Many industry and government personnel seem to have an opinion about the increasing level of government oversight surrounding government programs, of which many have resulted in significant cost overruns, delays, and downright poor results. And like most people, I have my own opinions.
At a very macro level, there are several key issues that are driving the need for increased government oversight:
- Contracting rules. Let’s face it, government contracting rules need a bit more tightening. Cost-plus contracts allow for escalating costs with little incentive for contractors to create time- and cost-efficiencies.
- Personnel. The number of government programs are outpacing the number of qualified personnel to adequately manage them.
If you agree with the above two points, then surely you would agree that new strategies must be considered in order to tighten government program controls. But is increasing government oversight the most effective way to resolve this?
While increasing government oversight and tightening contractor requirements (e.g. earned value management) would likely improve the situation, it can further divide the relationship between industry and government. Of course, the argument can be made that some technology tools can enable EVM capabilities and provide real-time, web-based visibility into the management of government programs. This addresses the post-award stage of government contracting.
The forward-looking solution rests in the stages that preclude contract award. The answer is not as crazy as it sounds: “independent collaboration.”
“Independent collaboration” describes the process by which government selects the proper team of industry partners to design optimal solutions that meet some of government’s most pressing priorities. This represents a departure from the current government contracting climate, where contractors pull together teams of partners to deliver what they believe to be the best team, which often times leverages existing networks and relationships (and may not truly represent the best collective solution).

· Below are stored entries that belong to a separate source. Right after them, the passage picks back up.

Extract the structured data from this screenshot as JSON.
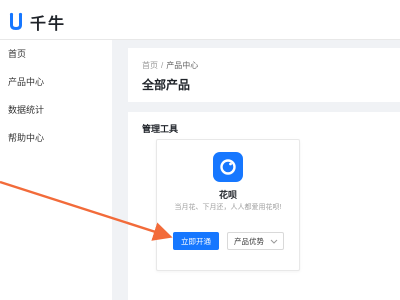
{
  "header": {
    "logo_text": "千牛",
    "logo_icon": "qianniu-logo-icon"
  },
  "sidebar": {
    "items": [
      {
        "label": "首页"
      },
      {
        "label": "产品中心"
      },
      {
        "label": "数据统计"
      },
      {
        "label": "帮助中心"
      }
    ]
  },
  "breadcrumb": {
    "home": "首页",
    "separator": "/",
    "current": "产品中心"
  },
  "page": {
    "title": "全部产品"
  },
  "section": {
    "title": "管理工具"
  },
  "card": {
    "icon": "huabei-icon",
    "name": "花呗",
    "description": "当月花、下月还，人人都爱用花呗!",
    "primary_button": "立即开通",
    "dropdown_label": "产品优势"
  },
  "colors": {
    "accent": "#1677ff",
    "annotation_arrow": "#f26b3a",
    "background": "#f0f2f5"
  }
}
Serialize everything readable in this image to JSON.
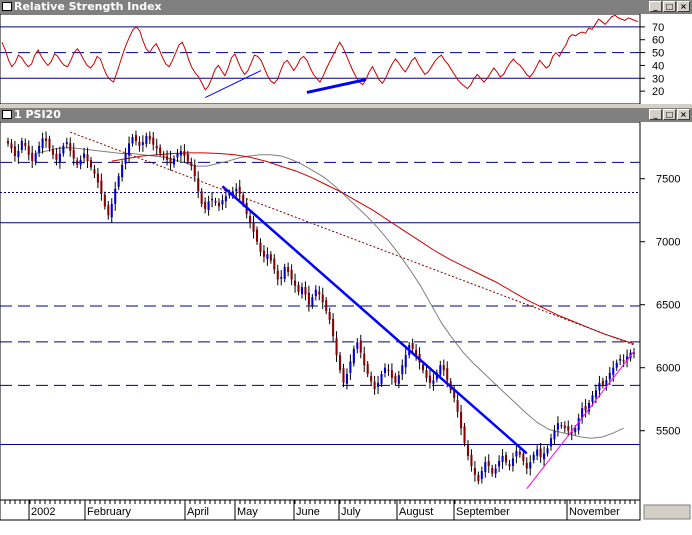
{
  "rsi_window": {
    "title": "Relative Strength Index"
  },
  "price_window": {
    "title": "1 PSI20"
  },
  "window_buttons": [
    "_",
    "□",
    "×"
  ],
  "chart_data": [
    {
      "type": "line",
      "title": "Relative Strength Index",
      "ylim": [
        10,
        80
      ],
      "yticks": [
        70,
        60,
        50,
        40,
        30,
        20
      ],
      "reference_lines": [
        {
          "y": 70,
          "style": "solid"
        },
        {
          "y": 50,
          "style": "dashed"
        },
        {
          "y": 30,
          "style": "solid"
        }
      ],
      "series": [
        {
          "values": [
            58,
            52,
            44,
            39,
            42,
            48,
            46,
            42,
            39,
            41,
            48,
            52,
            47,
            43,
            40,
            43,
            49,
            47,
            43,
            40,
            39,
            44,
            50,
            53,
            49,
            44,
            40,
            38,
            41,
            47,
            45,
            38,
            32,
            29,
            27,
            34,
            42,
            50,
            57,
            63,
            68,
            70,
            67,
            59,
            53,
            50,
            54,
            57,
            52,
            46,
            41,
            39,
            44,
            50,
            56,
            58,
            52,
            44,
            38,
            34,
            31,
            26,
            21,
            24,
            30,
            37,
            40,
            36,
            32,
            38,
            46,
            49,
            43,
            37,
            33,
            36,
            42,
            48,
            47,
            44,
            38,
            32,
            28,
            26,
            29,
            36,
            42,
            44,
            40,
            36,
            40,
            45,
            47,
            44,
            38,
            33,
            30,
            27,
            32,
            38,
            43,
            48,
            53,
            58,
            54,
            48,
            42,
            36,
            31,
            27,
            25,
            29,
            35,
            39,
            34,
            29,
            26,
            30,
            36,
            41,
            45,
            42,
            38,
            35,
            39,
            44,
            46,
            41,
            37,
            33,
            35,
            39,
            43,
            46,
            48,
            44,
            41,
            37,
            33,
            29,
            26,
            24,
            22,
            25,
            30,
            33,
            30,
            27,
            30,
            34,
            38,
            35,
            31,
            33,
            38,
            42,
            45,
            42,
            40,
            37,
            33,
            31,
            34,
            39,
            44,
            41,
            38,
            40,
            47,
            50,
            47,
            52,
            56,
            62,
            64,
            63,
            65,
            66,
            65,
            69,
            68,
            72,
            76,
            74,
            72,
            75,
            78,
            79,
            77,
            76,
            75,
            77,
            76,
            75,
            74
          ]
        }
      ]
    },
    {
      "type": "candlestick",
      "title": "1 PSI20",
      "ylim": [
        4950,
        7950
      ],
      "yticks": [
        7500,
        7000,
        6500,
        6000,
        5500
      ],
      "x_labels": [
        "2002",
        "February",
        "April",
        "May",
        "June",
        "July",
        "August",
        "September",
        "November"
      ],
      "horizontal_lines": [
        {
          "y": 7630,
          "style": "dashed"
        },
        {
          "y": 7390,
          "style": "dotted"
        },
        {
          "y": 7150,
          "style": "solid"
        },
        {
          "y": 6490,
          "style": "dashed"
        },
        {
          "y": 6205,
          "style": "dashed"
        },
        {
          "y": 5860,
          "style": "dashed"
        },
        {
          "y": 5390,
          "style": "solid"
        }
      ],
      "series": [
        {
          "name": "close",
          "values": [
            7780,
            7740,
            7680,
            7720,
            7800,
            7760,
            7690,
            7640,
            7700,
            7760,
            7820,
            7800,
            7740,
            7690,
            7650,
            7700,
            7760,
            7790,
            7720,
            7660,
            7610,
            7650,
            7700,
            7640,
            7590,
            7540,
            7470,
            7380,
            7280,
            7210,
            7300,
            7420,
            7520,
            7610,
            7700,
            7780,
            7830,
            7800,
            7760,
            7790,
            7840,
            7810,
            7770,
            7740,
            7700,
            7680,
            7650,
            7620,
            7660,
            7700,
            7720,
            7680,
            7640,
            7600,
            7520,
            7400,
            7300,
            7260,
            7320,
            7340,
            7310,
            7280,
            7330,
            7360,
            7390,
            7400,
            7420,
            7380,
            7300,
            7220,
            7150,
            7080,
            7000,
            6920,
            6880,
            6900,
            6850,
            6780,
            6700,
            6720,
            6800,
            6760,
            6700,
            6650,
            6600,
            6640,
            6580,
            6500,
            6560,
            6620,
            6580,
            6520,
            6450,
            6380,
            6250,
            6100,
            5980,
            5880,
            5950,
            6050,
            6150,
            6200,
            6120,
            6020,
            5950,
            5890,
            5830,
            5880,
            5950,
            6000,
            5980,
            5920,
            5880,
            5940,
            6020,
            6100,
            6180,
            6150,
            6100,
            6040,
            5980,
            5920,
            5880,
            5900,
            5960,
            6020,
            5980,
            5900,
            5820,
            5760,
            5650,
            5520,
            5400,
            5300,
            5220,
            5150,
            5100,
            5180,
            5250,
            5220,
            5160,
            5200,
            5260,
            5300,
            5250,
            5220,
            5280,
            5340,
            5310,
            5260,
            5200,
            5250,
            5310,
            5350,
            5290,
            5320,
            5360,
            5440,
            5500,
            5560,
            5540,
            5520,
            5500,
            5480,
            5520,
            5600,
            5680,
            5660,
            5720,
            5780,
            5820,
            5880,
            5860,
            5900,
            5960,
            6000,
            6040,
            6070,
            6050,
            6090,
            6120,
            6110
          ]
        },
        {
          "name": "sma_short",
          "values": [
            7700,
            7720,
            7740,
            7745,
            7740,
            7730,
            7720,
            7710,
            7700,
            7700,
            7690,
            7680,
            7670,
            7650,
            7625,
            7600,
            7600,
            7620,
            7640,
            7665,
            7680,
            7690,
            7690,
            7680,
            7650,
            7610,
            7560,
            7510,
            7440,
            7360,
            7280,
            7200,
            7110,
            7010,
            6900,
            6780,
            6650,
            6500,
            6350,
            6230,
            6120,
            6030,
            5950,
            5870,
            5790,
            5710,
            5630,
            5560,
            5510,
            5490,
            5470,
            5450,
            5440,
            5450,
            5480,
            5520
          ]
        },
        {
          "name": "sma_long",
          "values": [
            7640,
            7660,
            7680,
            7690,
            7700,
            7705,
            7705,
            7700,
            7690,
            7670,
            7640,
            7600,
            7560,
            7510,
            7450,
            7390,
            7320,
            7250,
            7170,
            7090,
            7010,
            6930,
            6860,
            6800,
            6740,
            6680,
            6610,
            6540,
            6480,
            6420,
            6370,
            6320,
            6270,
            6230,
            6190
          ]
        }
      ],
      "trendlines": [
        {
          "label": "downtrend",
          "style": "solid",
          "color": "#0000ff",
          "from": {
            "x": "June",
            "y": 7440
          },
          "to": {
            "x": "October",
            "y": 5320
          }
        },
        {
          "label": "uptrend",
          "style": "solid",
          "color": "#ff00ff",
          "from": {
            "x": "October",
            "y": 5040
          },
          "to": {
            "x": "November",
            "y": 6130
          }
        },
        {
          "label": "resistance",
          "style": "dotted",
          "color": "#800000",
          "from": {
            "x": "February",
            "y": 7870
          },
          "to": {
            "x": "November",
            "y": 6180
          }
        }
      ]
    }
  ]
}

Under this new approach, government would identify and select the right partners to comprise the right team. Industry partners would then work together and deliver the solution in an environment of complete transparency and accountability.
Would This Really Work?
A solution in and of itself may not produce the desired expectations, but collectively, I believe they would. Combining the “independent collaboration” approach with the current movement towards increasing government program management oversight would not only help address the immediate concerns over runaway program costs, etc., but it would also support the Administration’s goals of maximizing taxpayer monies, increasing transparency and accountability, and helping to ensure that the program dollars are being spent on the “right” solutions and not just the most convenient ones.